Os números só ficam atrás de Itaipu e de Três Gargantas, na China.
“E uma obra muito importante ao País, vai contribuir para a redução da tarifa e a segurança energética“, afirma Alexei Vivan, diretor-presidente da Associação Brasileira de Companhias de Energia (ABCE). “Por todas as dificuldades que teve para iniciar a geração, sem dúvida, é uma vitória para a sociedade”.
O imbróglio remonta à fase do leilão. Havia dúvidas sobre o interesse de investidores em ingressar num negócio com investimentos estimados em R$ 30 bilhões.
O processo quase chegou a ser anulado por manifestações de ambientalistas.
Ao longo da construção, atrasos no processo de licenciamento e protestos de índios esticaram ainda mais os prazos.
O canteiro de obras, uma verdadeira cidade, chegou a ser tomado pelo caos em greves que mobilizaram até 80% dos cerca de 25 mil operários que trabalharam no pico.
Até hoje, a usina é alvo de manifestantes que questionam os impactos ambientais e sociais.

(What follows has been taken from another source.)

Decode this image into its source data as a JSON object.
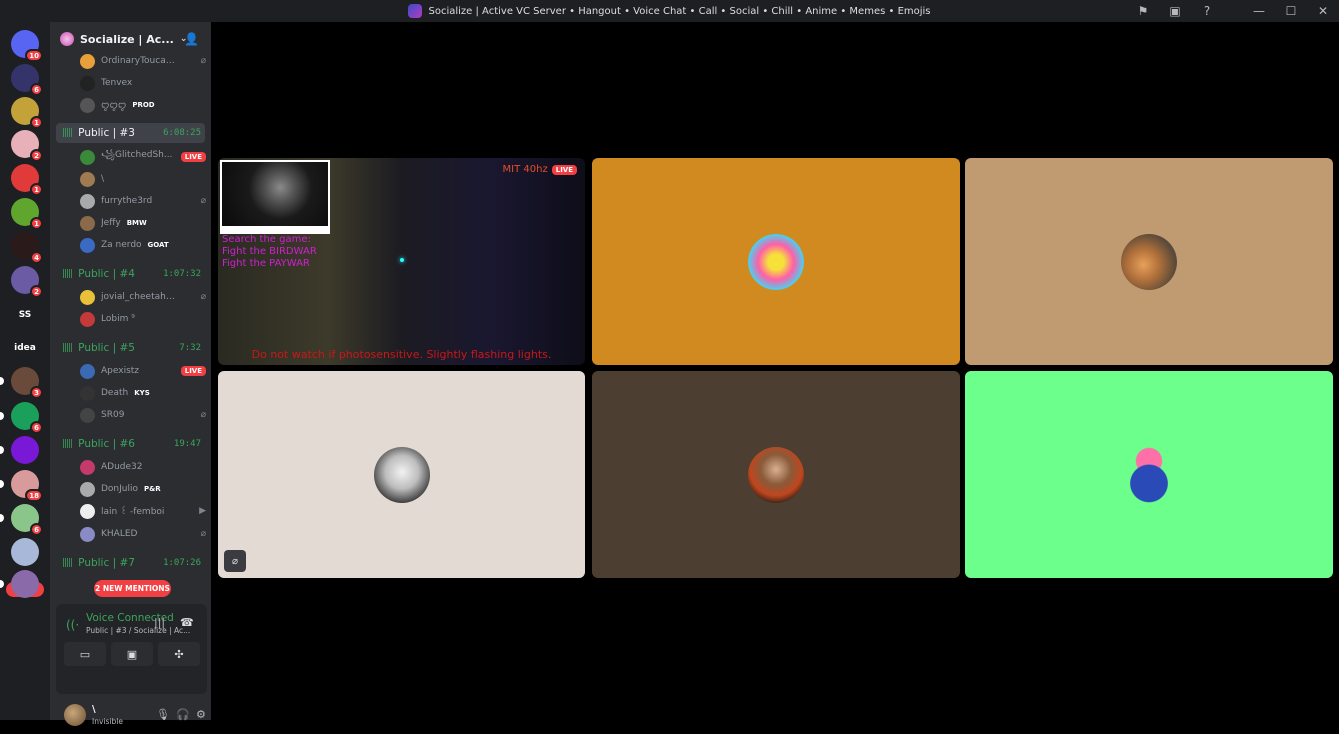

A entrada em operação de Belo Monte se dará num momento de menor pressão do setor elétrico.
Um período mais intenso de chuvas e uma queda no consumo, devido à recessão, afastaram o risco de racionamento que rondava o País.
Os reservatórios do Sudeste, considerados a maior caixa d’água nacional, estão hoje com mais de 40% da capacidade.
Trata-se de cenário bem distinto do observado no início do ano passado, quando estavam próximos de 20% e exigiam o acionamento de quase todo o parque de termelétricas, mais caro.
Como exemplo da inversão de tendência, a usina de Itaipu alcançou, neste mês, três recordes históricos seguidos de geração.
A recuperação, contudo, ainda não se deu por completo e o governo decidiu manter acionadas as térmicas.
Esse custo mais elevado de geração é cobrado do consumidor, que precisa arcar com o ônus da bandeira vermelha nas contas de luz, o mais caro na graduação criada pelo governo para explicitar o peso das térmicas nas tarifas.
Walfrido Avila, presidente da Trade Energy, questiona a decisão do governo de manter as térmicas ligadas ao mesmo tempo em que o preço da energia está baixo no mercado livre.
Segundo ele, essa política onera principalmente os consumidores de renda mais baixa, as pequenas indústrias e o comércio.
“Estão pagando para encher os reservatórios e falseando o PLD (preço no mercado a vista no mercado livre)”.
Se o ritmo de chuvas continuar favorável, a expectativa é que até o meio do ano, a bandeira tarifária possa sair do vermelho para o amarelo e diminua os custos para os consumidores (veja quadro).
Com uma previsão de queda na demanda neste ano, em linha com a expectativa de novo recuo no PIB, o risco de apagão, ao menos neste ano, está afastado.
A preocupação dos especialistas agora é para que o governo aproveite essa janela para rever os gargalos na transmissão, uma das maiores preocupações do setor atualmente.
“E preciso que o planejamento das transmissoras seja mais integrado aos projetos de geração”, afirma Marcelo Aude, da consultoria Roland Berger.
Parques eólicos prontos ficaram períodos parados sem ter como transmitir a energia até as distribuidoras.
Houve problemas também no planejamento do linhão de Belo Monte.
Como se pode ver, não basta colocar nova energia na praça. E preciso um planejamento para poder aproveitá-la.